Andy Hunt, the Vieth Director for the Center for Real Estate at Marquette University, said he believes the announcement is a huge win for Milwaukee.

“The signal from Northwestern Mutual is so huge that I think anybody would be silly … to think that they’re the last ones to announce a major move downtown,” Hunt said. “It’s coming.”

Hunt said a thriving economy in downtown Milwaukee reverberates throughout Wisconsin.

“These kind of things are wins for the entire state, when you have major employers committing to the major economic centers in the state,” Hunt said

In 10 of the largest U.S. cities, the average office occupancy rate was at 50 percent at the end of January, according to a report from Kastle Systems. In Milwaukee, that number is closer to 60 percent, according to a September survey of downtown employers.

Matt Dorner, economic development director for Milwaukee Downtown Business Improvement District 21, said the number of people returning to the office in downtown Milwaukee has increased in the last year. He argues the move by Northwestern Mutual proves that the “competitive advantages are unparalleled” in the city.

“This again showcases downtown as the premier location to do business and provide the best access to the strongest talent pool in Wisconsin,” Dorner said.

Milwaukee Alderman Robert Bauman, who represents downtown, said the added employees and redesigned building will benefit the whole community. Downtown Milwaukee represents about 24 percent of the city’s tax base, leading Bauman to call it the “economic engine” for the city.

“The property taxes generated by downtown real estate support all the other services that are provided throughout the neighborhoods of the city, and some neighborhoods which have a very, very diminishing tax base and diminishing property values,” Bauman said.

The Northwestern Mutual plan is one of a series of announcement from business either opening new offices, or expanding their footprint in downtown Milwaukee, including Kohl’s, SoftwareONE, Miller Electric Mfg, the American Heart Association, CBRE Group, Inc. and Potawatomi Business Development Corp.

Fiserv, Inc. announced in October plans to open its new state-of-the-art corporate headquarters in downtown Milwaukee, aiming to add 250 jobs there over five years.
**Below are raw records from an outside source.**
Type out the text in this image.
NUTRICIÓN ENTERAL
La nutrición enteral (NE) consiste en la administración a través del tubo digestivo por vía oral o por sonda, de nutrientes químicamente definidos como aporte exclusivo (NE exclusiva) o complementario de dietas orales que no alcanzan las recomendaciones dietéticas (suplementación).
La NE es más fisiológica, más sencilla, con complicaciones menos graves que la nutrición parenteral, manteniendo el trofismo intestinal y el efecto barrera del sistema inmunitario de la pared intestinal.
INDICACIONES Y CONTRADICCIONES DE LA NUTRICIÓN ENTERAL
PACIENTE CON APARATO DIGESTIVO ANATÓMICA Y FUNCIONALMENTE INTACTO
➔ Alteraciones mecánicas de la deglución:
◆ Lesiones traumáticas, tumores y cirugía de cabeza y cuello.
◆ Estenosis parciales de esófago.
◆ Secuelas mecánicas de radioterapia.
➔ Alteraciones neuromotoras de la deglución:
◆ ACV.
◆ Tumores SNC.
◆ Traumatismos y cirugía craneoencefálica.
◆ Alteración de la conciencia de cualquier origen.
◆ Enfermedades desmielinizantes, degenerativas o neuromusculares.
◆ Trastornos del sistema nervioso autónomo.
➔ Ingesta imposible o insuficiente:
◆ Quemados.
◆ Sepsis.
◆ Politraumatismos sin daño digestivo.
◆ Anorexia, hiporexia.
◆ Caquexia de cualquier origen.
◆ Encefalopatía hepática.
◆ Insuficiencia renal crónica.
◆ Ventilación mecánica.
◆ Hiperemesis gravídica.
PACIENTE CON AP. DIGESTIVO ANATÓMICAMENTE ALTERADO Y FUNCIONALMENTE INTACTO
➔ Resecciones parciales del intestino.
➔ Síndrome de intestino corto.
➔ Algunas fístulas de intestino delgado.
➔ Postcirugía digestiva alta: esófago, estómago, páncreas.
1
Milwaukee Tool also started moving 400 employees into its new offices downtown, according to the Milwaukee Business Journal.

The Wisconsin Center is moving forward with construction for its expansion, which will add space for meeting rooms, kitchens and parking at the center. The popular 3rd St. Market Hall also opened in 2022. The food hall is located in the heart of downtown Milwaukee and includes space for several food vendors and businesses.

Bauman is encouraged by the recent growth of the downtown area.

“Density benefits everybody,” Bauman said. “The more density you have in a given area, it better supports retail, it better supports hospitality, it better supports residential, it better supports public transit, which is a big component of a dense, urban environment.”

“The more we can pack people into the downtown area — whether they be residents, workers, visitors — it benefits everybody,” he said.

Milwaukee Mayor Cavalier Johnson is hopeful the move made by Northwestern Mutual will lead to continued growth.

“They have a national and probably global presence and could have made the decision to go anywhere they wanted to, but they decided to double down on their investment in Milwaukee with an additional half billion dollar investment,” Johnson said. “That’s very, very promising about where we’re going, about their belief and my vision for density and job creation in the City of Milwaukee.”

Pending city approval, construction could begin as early as fall 2023, with potential occupancy in 2027.